Someone then reads How it Works, someone else The Twelve Traditions, and, in the Toronto Area , Yesterday Today and Tomorrow is often read. Some groups may add additional readings such as The Promises. After some meeting business (the secretary’s announcements, handing out of chips to mark milestones in early sobriety), one or more people tell their story, which usually takes about 30 minutes. Each group is autonomous and may order the events in any way the group’s conscience sees fit. However, most open meetings generally last about an hour, although attendees are encouraged to stick around, have coffee and talk to people for a while afterward.
Open meetings are a good place to get literature about AA, including the Beginner’s Pamphlet containing the famous “20 Questions,” other AA pamphlets, the city-wide list of meetings, and hard-cover publications such as “Alcoholics Anonymous” (The Big Book) and “12 Steps and 12 Traditions” (the “12 ‘n’ 12”).
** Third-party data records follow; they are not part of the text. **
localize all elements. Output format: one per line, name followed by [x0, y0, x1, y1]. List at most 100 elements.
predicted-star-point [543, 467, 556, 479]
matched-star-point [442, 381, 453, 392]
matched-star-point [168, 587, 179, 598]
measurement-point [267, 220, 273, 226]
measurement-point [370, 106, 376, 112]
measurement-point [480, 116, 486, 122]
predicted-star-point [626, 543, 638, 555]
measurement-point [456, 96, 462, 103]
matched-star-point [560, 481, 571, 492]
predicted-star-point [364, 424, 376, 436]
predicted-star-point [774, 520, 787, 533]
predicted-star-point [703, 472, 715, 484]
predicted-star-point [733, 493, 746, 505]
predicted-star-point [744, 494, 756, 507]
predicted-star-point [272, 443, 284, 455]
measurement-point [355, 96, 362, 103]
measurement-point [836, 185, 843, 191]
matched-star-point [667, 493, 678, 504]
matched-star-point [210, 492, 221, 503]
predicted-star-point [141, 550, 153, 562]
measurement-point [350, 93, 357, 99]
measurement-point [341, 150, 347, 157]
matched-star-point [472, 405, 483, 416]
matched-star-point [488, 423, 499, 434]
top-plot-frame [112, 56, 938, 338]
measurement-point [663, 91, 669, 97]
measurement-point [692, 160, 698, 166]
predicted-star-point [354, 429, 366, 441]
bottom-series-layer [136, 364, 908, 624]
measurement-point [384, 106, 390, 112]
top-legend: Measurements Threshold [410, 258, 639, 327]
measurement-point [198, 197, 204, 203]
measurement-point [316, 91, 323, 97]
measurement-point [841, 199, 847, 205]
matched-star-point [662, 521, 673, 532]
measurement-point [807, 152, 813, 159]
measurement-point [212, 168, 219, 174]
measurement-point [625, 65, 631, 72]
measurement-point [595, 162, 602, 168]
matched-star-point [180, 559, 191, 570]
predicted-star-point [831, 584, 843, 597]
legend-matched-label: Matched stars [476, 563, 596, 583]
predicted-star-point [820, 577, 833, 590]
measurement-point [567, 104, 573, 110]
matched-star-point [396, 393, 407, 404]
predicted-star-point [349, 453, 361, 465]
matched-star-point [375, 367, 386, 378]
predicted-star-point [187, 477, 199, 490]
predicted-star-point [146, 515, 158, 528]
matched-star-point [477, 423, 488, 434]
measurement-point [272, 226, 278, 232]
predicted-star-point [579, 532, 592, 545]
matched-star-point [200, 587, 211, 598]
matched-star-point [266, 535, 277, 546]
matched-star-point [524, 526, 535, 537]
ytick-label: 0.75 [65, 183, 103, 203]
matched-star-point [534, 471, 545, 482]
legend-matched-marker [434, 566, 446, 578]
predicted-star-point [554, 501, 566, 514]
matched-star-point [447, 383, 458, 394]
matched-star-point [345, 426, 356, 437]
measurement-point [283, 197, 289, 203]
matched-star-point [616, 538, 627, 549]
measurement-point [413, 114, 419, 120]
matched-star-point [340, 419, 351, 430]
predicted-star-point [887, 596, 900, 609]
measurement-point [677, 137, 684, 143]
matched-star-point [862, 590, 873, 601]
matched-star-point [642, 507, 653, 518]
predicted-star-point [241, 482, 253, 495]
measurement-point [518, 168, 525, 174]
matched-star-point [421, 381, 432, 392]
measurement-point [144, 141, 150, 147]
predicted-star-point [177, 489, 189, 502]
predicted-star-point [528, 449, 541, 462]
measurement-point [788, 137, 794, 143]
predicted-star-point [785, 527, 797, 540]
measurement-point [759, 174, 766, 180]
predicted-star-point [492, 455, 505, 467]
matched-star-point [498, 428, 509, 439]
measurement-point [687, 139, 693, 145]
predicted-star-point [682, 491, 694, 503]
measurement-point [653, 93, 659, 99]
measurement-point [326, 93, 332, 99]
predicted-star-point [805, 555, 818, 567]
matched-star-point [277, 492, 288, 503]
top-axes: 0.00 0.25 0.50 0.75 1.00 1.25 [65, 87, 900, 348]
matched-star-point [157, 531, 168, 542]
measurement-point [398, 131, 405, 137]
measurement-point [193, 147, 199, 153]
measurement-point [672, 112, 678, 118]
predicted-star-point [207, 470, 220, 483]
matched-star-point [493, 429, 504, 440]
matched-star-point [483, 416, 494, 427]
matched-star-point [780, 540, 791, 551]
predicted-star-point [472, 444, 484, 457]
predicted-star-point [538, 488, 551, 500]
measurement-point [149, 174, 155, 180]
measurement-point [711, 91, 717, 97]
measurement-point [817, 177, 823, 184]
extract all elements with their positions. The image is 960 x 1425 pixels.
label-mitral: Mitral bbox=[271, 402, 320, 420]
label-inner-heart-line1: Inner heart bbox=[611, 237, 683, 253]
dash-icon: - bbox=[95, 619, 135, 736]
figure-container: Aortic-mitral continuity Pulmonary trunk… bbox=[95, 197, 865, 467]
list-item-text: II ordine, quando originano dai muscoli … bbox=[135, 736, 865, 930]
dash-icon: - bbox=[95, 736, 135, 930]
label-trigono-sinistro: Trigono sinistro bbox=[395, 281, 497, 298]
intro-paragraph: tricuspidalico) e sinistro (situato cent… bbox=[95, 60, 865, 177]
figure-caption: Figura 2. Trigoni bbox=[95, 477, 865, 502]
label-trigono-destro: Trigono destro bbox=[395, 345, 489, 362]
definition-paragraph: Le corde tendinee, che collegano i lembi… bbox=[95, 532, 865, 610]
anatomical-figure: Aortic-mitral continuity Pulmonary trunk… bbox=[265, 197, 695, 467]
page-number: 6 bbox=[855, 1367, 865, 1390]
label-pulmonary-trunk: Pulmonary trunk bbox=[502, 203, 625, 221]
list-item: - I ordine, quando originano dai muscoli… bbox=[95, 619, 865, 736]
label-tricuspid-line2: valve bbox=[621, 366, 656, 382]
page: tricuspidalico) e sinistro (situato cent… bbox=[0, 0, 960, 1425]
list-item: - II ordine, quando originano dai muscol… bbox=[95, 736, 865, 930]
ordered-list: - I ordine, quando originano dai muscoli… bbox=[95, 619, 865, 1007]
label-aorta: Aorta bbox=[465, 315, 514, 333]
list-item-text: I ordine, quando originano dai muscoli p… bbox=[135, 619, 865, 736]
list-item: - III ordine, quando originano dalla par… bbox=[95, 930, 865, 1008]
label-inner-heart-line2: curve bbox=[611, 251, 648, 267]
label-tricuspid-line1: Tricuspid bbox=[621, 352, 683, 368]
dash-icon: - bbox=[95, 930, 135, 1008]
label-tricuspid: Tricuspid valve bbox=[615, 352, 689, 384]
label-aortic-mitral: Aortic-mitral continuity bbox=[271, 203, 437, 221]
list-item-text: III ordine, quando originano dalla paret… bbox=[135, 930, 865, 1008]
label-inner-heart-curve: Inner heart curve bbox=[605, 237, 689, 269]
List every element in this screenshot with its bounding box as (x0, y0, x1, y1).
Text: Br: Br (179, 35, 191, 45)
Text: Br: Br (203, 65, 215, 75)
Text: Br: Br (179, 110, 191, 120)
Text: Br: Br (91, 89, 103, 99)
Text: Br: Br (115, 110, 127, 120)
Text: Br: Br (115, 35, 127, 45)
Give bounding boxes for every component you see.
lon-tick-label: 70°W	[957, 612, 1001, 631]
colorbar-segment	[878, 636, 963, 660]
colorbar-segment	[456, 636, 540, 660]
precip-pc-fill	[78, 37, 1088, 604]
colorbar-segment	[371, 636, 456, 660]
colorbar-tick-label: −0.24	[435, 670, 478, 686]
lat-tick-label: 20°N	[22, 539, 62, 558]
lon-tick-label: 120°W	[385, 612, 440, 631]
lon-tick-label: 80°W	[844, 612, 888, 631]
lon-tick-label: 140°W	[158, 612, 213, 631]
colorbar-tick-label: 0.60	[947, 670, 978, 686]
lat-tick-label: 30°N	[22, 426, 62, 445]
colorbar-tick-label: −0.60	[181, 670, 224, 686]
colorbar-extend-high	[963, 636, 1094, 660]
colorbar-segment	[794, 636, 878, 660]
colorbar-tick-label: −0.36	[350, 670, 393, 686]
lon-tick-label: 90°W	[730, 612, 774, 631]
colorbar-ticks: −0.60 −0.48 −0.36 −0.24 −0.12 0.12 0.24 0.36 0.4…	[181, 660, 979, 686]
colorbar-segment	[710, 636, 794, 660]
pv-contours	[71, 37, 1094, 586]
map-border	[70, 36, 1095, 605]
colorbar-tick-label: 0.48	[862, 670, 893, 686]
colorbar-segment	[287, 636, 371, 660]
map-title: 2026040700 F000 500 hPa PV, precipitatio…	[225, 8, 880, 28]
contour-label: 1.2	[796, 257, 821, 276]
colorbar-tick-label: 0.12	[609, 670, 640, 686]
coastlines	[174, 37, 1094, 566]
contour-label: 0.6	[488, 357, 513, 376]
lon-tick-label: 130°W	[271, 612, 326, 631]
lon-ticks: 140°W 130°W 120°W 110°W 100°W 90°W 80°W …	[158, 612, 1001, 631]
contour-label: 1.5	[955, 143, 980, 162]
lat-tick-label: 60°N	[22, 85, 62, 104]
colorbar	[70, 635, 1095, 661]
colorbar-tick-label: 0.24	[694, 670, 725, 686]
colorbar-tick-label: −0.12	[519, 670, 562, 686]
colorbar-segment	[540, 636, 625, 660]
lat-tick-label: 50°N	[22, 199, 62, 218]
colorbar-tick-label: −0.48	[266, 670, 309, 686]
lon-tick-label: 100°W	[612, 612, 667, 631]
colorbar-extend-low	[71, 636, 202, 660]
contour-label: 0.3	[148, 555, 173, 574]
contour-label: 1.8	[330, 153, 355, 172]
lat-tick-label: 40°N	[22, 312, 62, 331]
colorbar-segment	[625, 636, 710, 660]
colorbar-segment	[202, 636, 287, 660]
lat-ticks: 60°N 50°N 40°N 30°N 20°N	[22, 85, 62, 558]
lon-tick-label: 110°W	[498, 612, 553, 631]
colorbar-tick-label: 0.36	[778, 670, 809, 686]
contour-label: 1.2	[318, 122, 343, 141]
Closed meetings may take many forms. The most common are 12-Step discussion meetings where attendees discuss the Steps, ask questions, or share how they’ve used each Step in their daily lives and what results they got when they did. Many “Step discussion” meetings will have multiple rooms with a “Step 1-2-3” room appropriate for beginners; and another rotating step room. Many groups read each step before discussing it and it’s often useful to have a copy of the book, “12 Steps and 12 Traditions,” available from many open meeting library tables throughout the city.
Other closed meeting formats include “Open Topic” discussions, where attendees may discuss the Steps, or raise any topic they feel may affect their sobriety. Here, too, the meeting is a mixture of questions and sharing of experiences.
“Big Book Study” discussion meetings focus on the contents of the book, “Alcoholics Anonymous” from which the organization takes its name. It’s useful to bring a dictionary to these meetings as well as a copy of the Big Book so you can read along.